Advanced Feature: lateral view explode

lateral view explode is a powerful tool in SparkSQL for handling array/Map type columns, similar to row expansion in SQL.

Scenario Example

Data as follows, each row’s tags field is a comma-separated tag list:

1 1,2,3
2 2,3
3 1,2

Implementation:

case class Info(id: String, tags: String)

val arr = Array("1 1,2,3", "2 2,3", "3 1,2")
val rdd = sc.makeRDD(arr).map { line =>
  val fields = line.split("\\s+")
  Info(fields(0), fields(1))
}

val df = rdd.toDF()
df.createOrReplaceTempView("t1")

spark.sql(
  """SELECT id, tag
    |FROM t1
    |LATERAL VIEW explode(split(tags, ',')) t2 AS tag
  """.stripMargin
).show()

Output:

+---+---+
| id|tag|
+---+---+
|  1|  1|
|  1|  2|
|  1|  3|
|  2|  2|
|  2|  3|
|  3|  1|
|  3|  2|
+---+---+

Hive Integration

Dependency Configuration

<dependency>
  <groupId>org.apache.spark</groupId>
  <artifactId>spark-hive_2.12</artifactId>
  <version>${spark.version}</version>
</dependency>

Enable Hive Support

val spark = SparkSession.builder()
  .appName("SparkHiveDemo")
  .master("local[*]")
  .config("spark.sql.warehouse.dir", "/user/hive/warehouse")
  .enableHiveSupport()   // Key: Enable Hive metadata support
  .getOrCreate()

Read/Write Hive Tables

// Read Hive table
spark.sql("SELECT * FROM ods.user_behavior LIMIT 100").show()

// Write to Hive table (append)
resultDf.write.mode("append").saveAsTable("dwd.user_behavior_clean")

// Partitioned write
resultDf.write
  .partitionBy("dt")
  .mode("overwrite")
  .saveAsTable("dwd.user_behavior_partitioned")

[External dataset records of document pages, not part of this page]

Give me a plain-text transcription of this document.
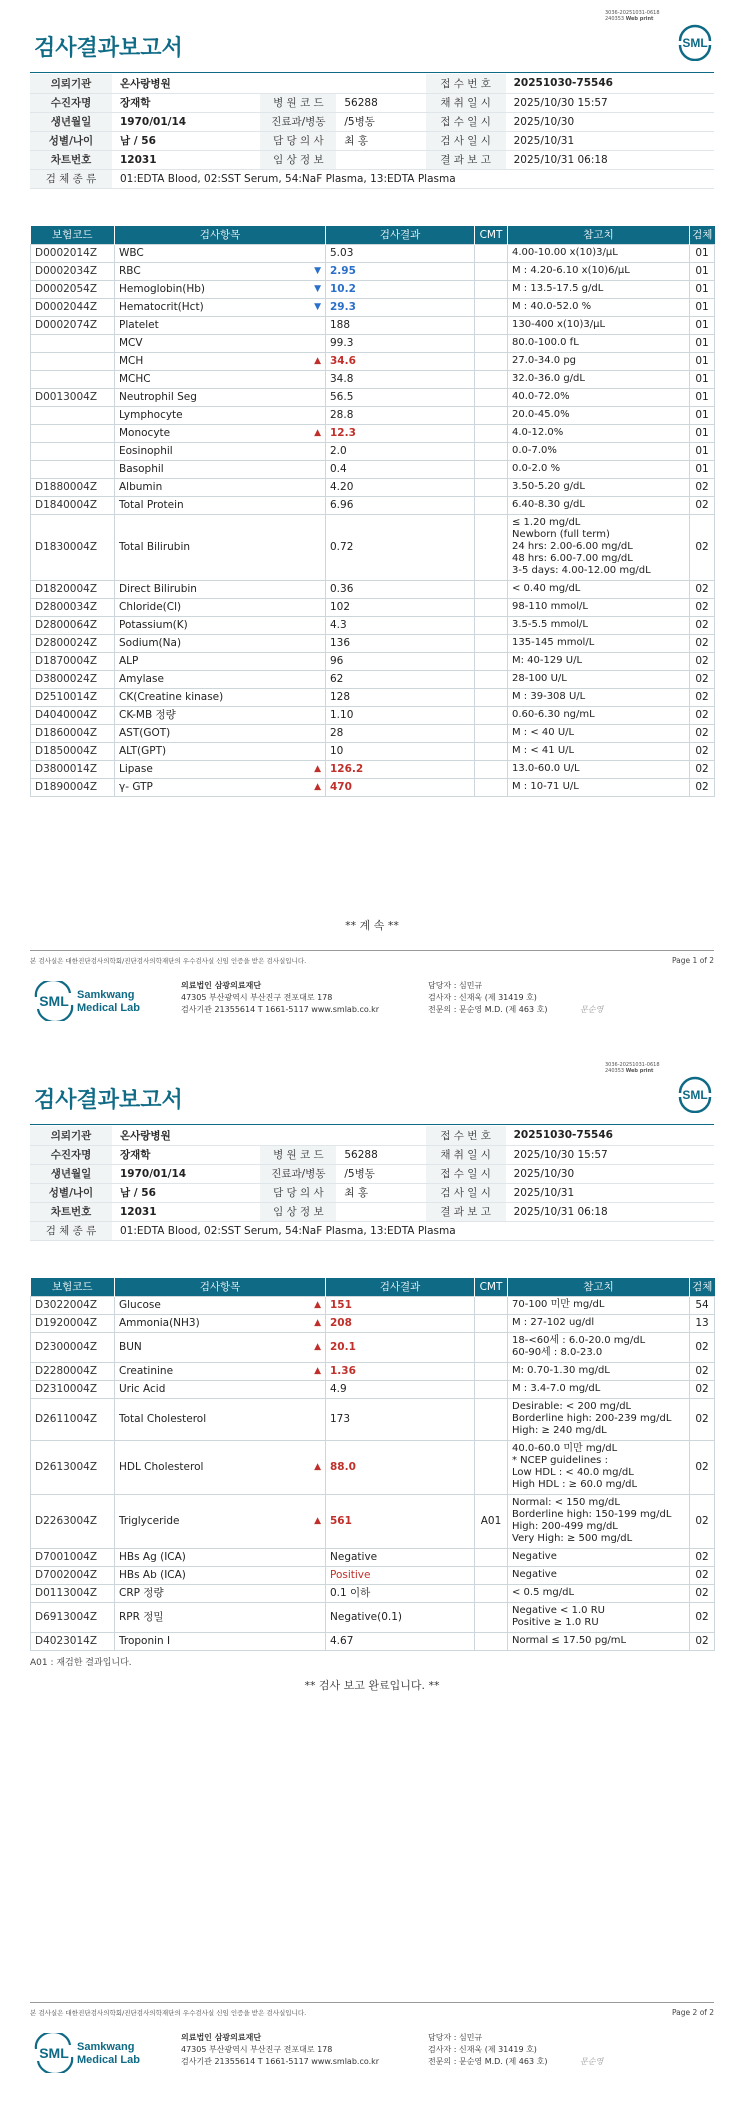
3036-20251031-0618
240353 Web print
검사결과보고서	SML
의뢰기관	온사랑병원			접 수 번 호	20251030-75546
수진자명	장재학	병 원 코 드	56288	채 취 일 시	2025/10/30 15:57
생년월일	1970/01/14	진료과/병동	/5병동	접 수 일 시	2025/10/30
성별/나이	남 / 56	담 당 의 사	최 홍	검 사 일 시	2025/10/31
차트번호	12031	임 상 정 보		결 과 보 고	2025/10/31 06:18
검 체 종 류	01:EDTA Blood, 02:SST Serum, 54:NaF Plasma, 13:EDTA Plasma				
보험코드	검사항목	검사결과	CMT	참고치	검체
D0002014Z	WBC	5.03		4.00-10.00 x(10)3/μL	01
D0002034Z	RBC ▼	2.95		M : 4.20-6.10 x(10)6/μL	01
D0002054Z	Hemoglobin(Hb) ▼	10.2		M : 13.5-17.5 g/dL	01
D0002044Z	Hematocrit(Hct) ▼	29.3		M : 40.0-52.0 %	01
D0002074Z	Platelet	188		130-400 x(10)3/μL	01
	MCV	99.3		80.0-100.0 fL	01
	MCH ▲	34.6		27.0-34.0 pg	01
	MCHC	34.8		32.0-36.0 g/dL	01
D0013004Z	Neutrophil Seg	56.5		40.0-72.0%	01
	Lymphocyte	28.8		20.0-45.0%	01
	Monocyte ▲	12.3		4.0-12.0%	01
	Eosinophil	2.0		0.0-7.0%	01
	Basophil	0.4		0.0-2.0 %	01
D1880004Z	Albumin	4.20		3.50-5.20 g/dL	02
D1840004Z	Total Protein	6.96		6.40-8.30 g/dL	02
D1830004Z	Total Bilirubin	0.72		≤ 1.20 mg/dL
Newborn (full term)
24 hrs: 2.00-6.00 mg/dL
48 hrs: 6.00-7.00 mg/dL
3-5 days: 4.00-12.00 mg/dL	02
D1820004Z	Direct Bilirubin	0.36		< 0.40 mg/dL	02
D2800034Z	Chloride(Cl)	102		98-110 mmol/L	02
D2800064Z	Potassium(K)	4.3		3.5-5.5 mmol/L	02
D2800024Z	Sodium(Na)	136		135-145 mmol/L	02
D1870004Z	ALP	96		M: 40-129 U/L	02
D3800024Z	Amylase	62		28-100 U/L	02
D2510014Z	CK(Creatine kinase)	128		M : 39-308 U/L	02
D4040004Z	CK-MB 정량	1.10		0.60-6.30 ng/mL	02
D1860004Z	AST(GOT)	28		M : < 40 U/L	02
D1850004Z	ALT(GPT)	10		M : < 41 U/L	02
D3800014Z	Lipase ▲	126.2		13.0-60.0 U/L	02
D1890004Z	γ- GTP ▲	470		M : 10-71 U/L	02
** 계 속 **
본 검사실은 대한진단검사의학회/진단검사의학재단의 우수검사실 신임 인증을 받은 검사실입니다.	Page 1 of 2
SML Samkwang
Medical Lab
의료법인 삼광의료재단
47305 부산광역시 부산진구 전포대로 178
검사기관 21355614 T 1661-5117 www.smlab.co.kr
담당자 : 심민규
검사자 : 신재욱 (제 31419 호)
전문의 : 문순영 M.D. (제 463 호)	문순영
3036-20251031-0618
240353 Web print
검사결과보고서	SML
의뢰기관	온사랑병원			접 수 번 호	20251030-75546
수진자명	장재학	병 원 코 드	56288	채 취 일 시	2025/10/30 15:57
생년월일	1970/01/14	진료과/병동	/5병동	접 수 일 시	2025/10/30
성별/나이	남 / 56	담 당 의 사	최 홍	검 사 일 시	2025/10/31
차트번호	12031	임 상 정 보		결 과 보 고	2025/10/31 06:18
검 체 종 류	01:EDTA Blood, 02:SST Serum, 54:NaF Plasma, 13:EDTA Plasma				
보험코드	검사항목	검사결과	CMT	참고치	검체
D3022004Z	Glucose ▲	151		70-100 미만 mg/dL	54
D1920004Z	Ammonia(NH3) ▲	208		M : 27-102 ug/dl	13
D2300004Z	BUN ▲	20.1		18-<60세 : 6.0-20.0 mg/dL
60-90세 : 8.0-23.0	02
D2280004Z	Creatinine ▲	1.36		M: 0.70-1.30 mg/dL	02
D2310004Z	Uric Acid	4.9		M : 3.4-7.0 mg/dL	02
D2611004Z	Total Cholesterol	173		Desirable: < 200 mg/dL
Borderline high: 200-239 mg/dL
High: ≥ 240 mg/dL	02
D2613004Z	HDL Cholesterol ▲	88.0		40.0-60.0 미만 mg/dL
* NCEP guidelines :
Low HDL : < 40.0 mg/dL
High HDL : ≥ 60.0 mg/dL	02
D2263004Z	Triglyceride ▲	561	A01	Normal: < 150 mg/dL
Borderline high: 150-199 mg/dL
High: 200-499 mg/dL
Very High: ≥ 500 mg/dL	02
D7001004Z	HBs Ag (ICA)	Negative		Negative	02
D7002004Z	HBs Ab (ICA)	Positive		Negative	02
D0113004Z	CRP 정량	0.1 이하		< 0.5 mg/dL	02
D6913004Z	RPR 정밀	Negative(0.1)		Negative < 1.0 RU
Positive ≥ 1.0 RU	02
D4023014Z	Troponin I	4.67		Normal ≤ 17.50 pg/mL	02
A01 : 재검한 결과입니다.
** 검사 보고 완료입니다. **
본 검사실은 대한진단검사의학회/진단검사의학재단의 우수검사실 신임 인증을 받은 검사실입니다.	Page 2 of 2
SML Samkwang
Medical Lab
의료법인 삼광의료재단
47305 부산광역시 부산진구 전포대로 178
검사기관 21355614 T 1661-5117 www.smlab.co.kr
담당자 : 심민규
검사자 : 신재욱 (제 31419 호)
전문의 : 문순영 M.D. (제 463 호)	문순영
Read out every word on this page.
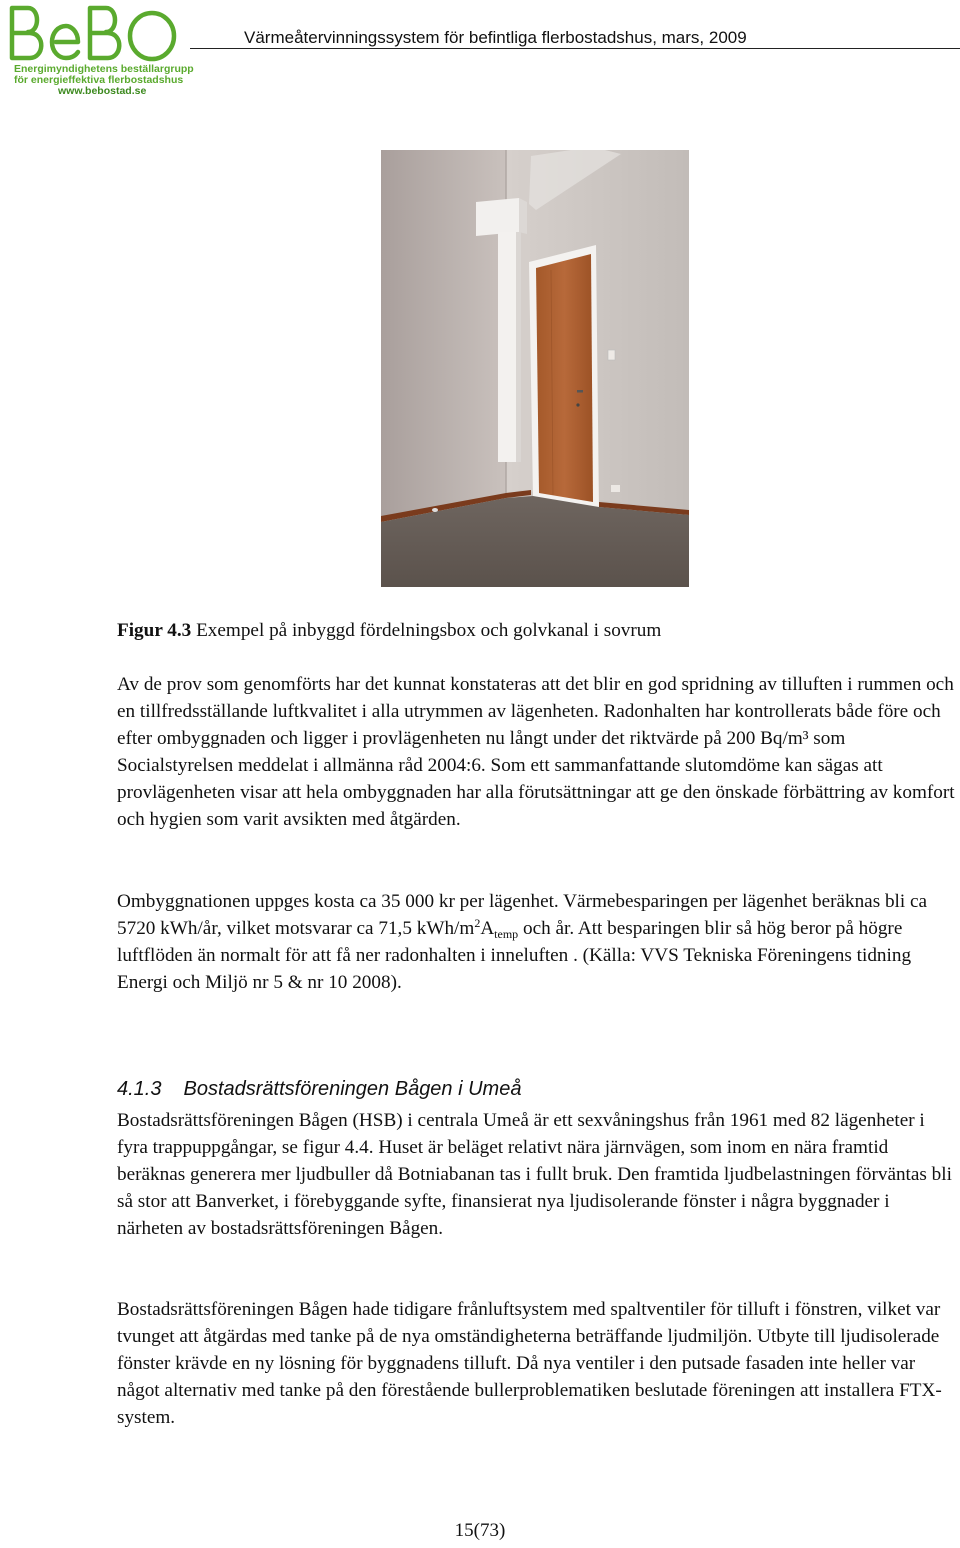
Energimyndighetens beställargrupp
för energieffektiva flerbostadshus
www.bebostad.se
Värmeåtervinningssystem för befintliga flerbostadshus, mars, 2009
Figur 4.3 Exempel på inbyggd fördelningsbox och golvkanal i sovrum

Av de prov som genomförts har det kunnat konstateras att det blir en god spridning av tilluften i rummen och en tillfredsställande luftkvalitet i alla utrymmen av lägenheten. Radonhalten har kontrollerats både före och efter ombyggnaden och ligger i provlägenheten nu långt under det riktvärde på 200 Bq/m³ som Socialstyrelsen meddelat i allmänna råd 2004:6. Som ett sammanfattande slutomdöme kan sägas att provlägenheten visar att hela ombyggnaden har alla förutsättningar att ge den önskade förbättring av komfort och hygien som varit avsikten med åtgärden.

Ombyggnationen uppges kosta ca 35 000 kr per lägenhet. Värmebesparingen per lägenhet beräknas bli ca 5720 kWh/år, vilket motsvarar ca 71,5 kWh/$m^2A_{temp}$ och år. Att besparingen blir så hög beror på högre luftflöden än normalt för att få ner radonhalten i inneluften . (Källa: VVS Tekniska Föreningens tidning Energi och Miljö nr 5 & nr 10 2008).

4.1.3 Bostadsrättsföreningen Bågen i Umeå

Bostadsrättsföreningen Bågen (HSB) i centrala Umeå är ett sexvåningshus från 1961 med 82 lägenheter i fyra trappuppgångar, se figur 4.4. Huset är beläget relativt nära järnvägen, som inom en nära framtid beräknas generera mer ljudbuller då Botniabanan tas i fullt bruk. Den framtida ljudbelastningen förväntas bli så stor att Banverket, i förebyggande syfte, finansierat nya ljudisolerande fönster i några byggnader i närheten av bostadsrättsföreningen Bågen.

Bostadsrättsföreningen Bågen hade tidigare frånluftsystem med spaltventiler för tilluft i fönstren, vilket var tvunget att åtgärdas med tanke på de nya omständigheterna beträffande ljudmiljön. Utbyte till ljudisolerade fönster krävde en ny lösning för byggnadens tilluft. Då nya ventiler i den putsade fasaden inte heller var något alternativ med tanke på den förestående bullerproblematiken beslutade föreningen att installera FTX-system.

15(73)
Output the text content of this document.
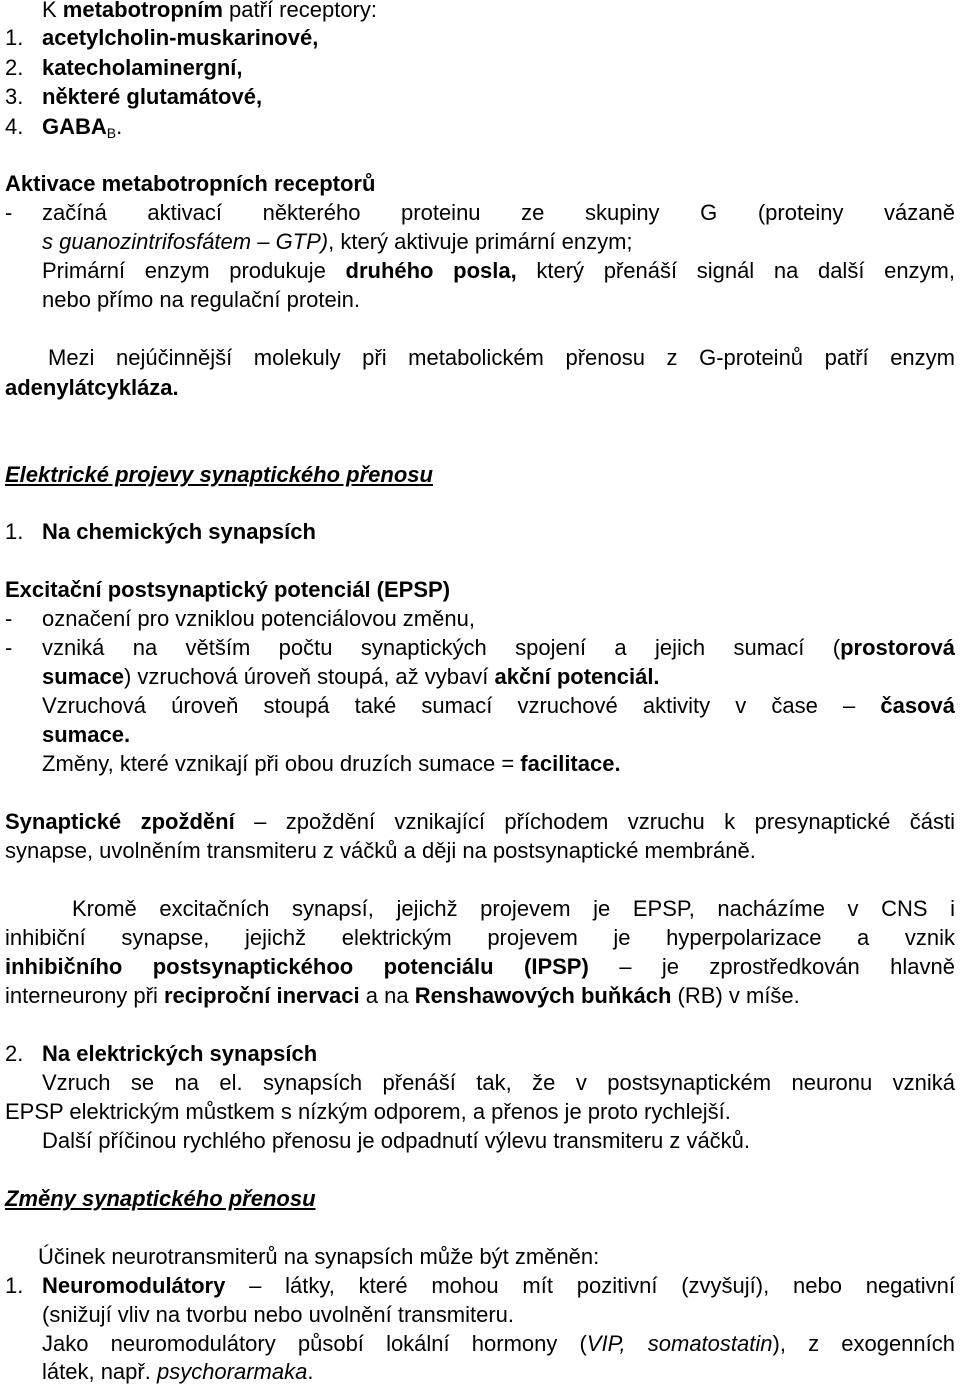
K metabotropním patří receptory:
1. acetylcholin-muskarinové,
2. katecholaminergní,
3. některé glutamátové,
4. $GABA_B$.
Aktivace metabotropních receptorů
- začíná aktivací některého proteinu ze skupiny G (proteiny vázaně
s guanozintrifosfátem – GTP), který aktivuje primární enzym;
Primární enzym produkuje druhého posla, který přenáší signál na další enzym,
nebo přímo na regulační protein.
Mezi nejúčinnější molekuly při metabolickém přenosu z G-proteinů patří enzym
adenylátcykláza.
Elektrické projevy synaptického přenosu
1. Na chemických synapsích
Excitační postsynaptický potenciál (EPSP)
- označení pro vzniklou potenciálovou změnu,
- vzniká na větším počtu synaptických spojení a jejich sumací (prostorová
sumace) vzruchová úroveň stoupá, až vybaví akční potenciál.
Vzruchová úroveň stoupá také sumací vzruchové aktivity v čase – časová
sumace.
Změny, které vznikají při obou druzích sumace = facilitace.
Synaptické zpoždění – zpoždění vznikající příchodem vzruchu k presynaptické části
synapse, uvolněním transmiteru z váčků a ději na postsynaptické membráně.
Kromě excitačních synapsí, jejichž projevem je EPSP, nacházíme v CNS i
inhibiční synapse, jejichž elektrickým projevem je hyperpolarizace a vznik
inhibičního postsynaptickéhoo potenciálu (IPSP) – je zprostředkován hlavně
interneurony při reciproční inervaci a na Renshawových buňkách (RB) v míše.
2. Na elektrických synapsích
Vzruch se na el. synapsích přenáší tak, že v postsynaptickém neuronu vzniká
EPSP elektrickým můstkem s nízkým odporem, a přenos je proto rychlejší.
Další příčinou rychlého přenosu je odpadnutí výlevu transmiteru z váčků.
Změny synaptického přenosu
Účinek neurotransmiterů na synapsích může být změněn:
1. Neuromodulátory – látky, které mohou mít pozitivní (zvyšují), nebo negativní
(snižují vliv na tvorbu nebo uvolnění transmiteru.
Jako neuromodulátory působí lokální hormony (VIP, somatostatin), z exogenních
látek, např. psychorarmaka.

SparkSQL vs HiveQL Performance Comparison

SparkSQL reduces latency from minute-level (HiveQL) to millisecond-second level through in-memory computing:

Metric	SparkSQL	HiveQL (MapReduce)
In-memory computing	Supported	Not supported
Latency	Millisecond~Second	Minute-level
Syntax compatibility	90%+ HiveQL compatible	Native HiveQL
UDF support	Supports Hive UDF	Supported

Summary

SparkSQL’s three usage methods are equivalent at the execution level—the choice depends on development scenario:

DataFrame API: Suitable for type-safe data processing in Scala/Java programs
SQL Strings: Suitable for data analysts or scenarios needing quick logic verification
Hive Integration: Suitable for enterprises with existing Hive data warehouses using Spark to accelerate queries

For most enterprise data warehouse scenarios, using enableHiveSupport() mode is recommended—it reuses existing Hive metadata and provides orders of magnitude performance improvement through SparkSQL.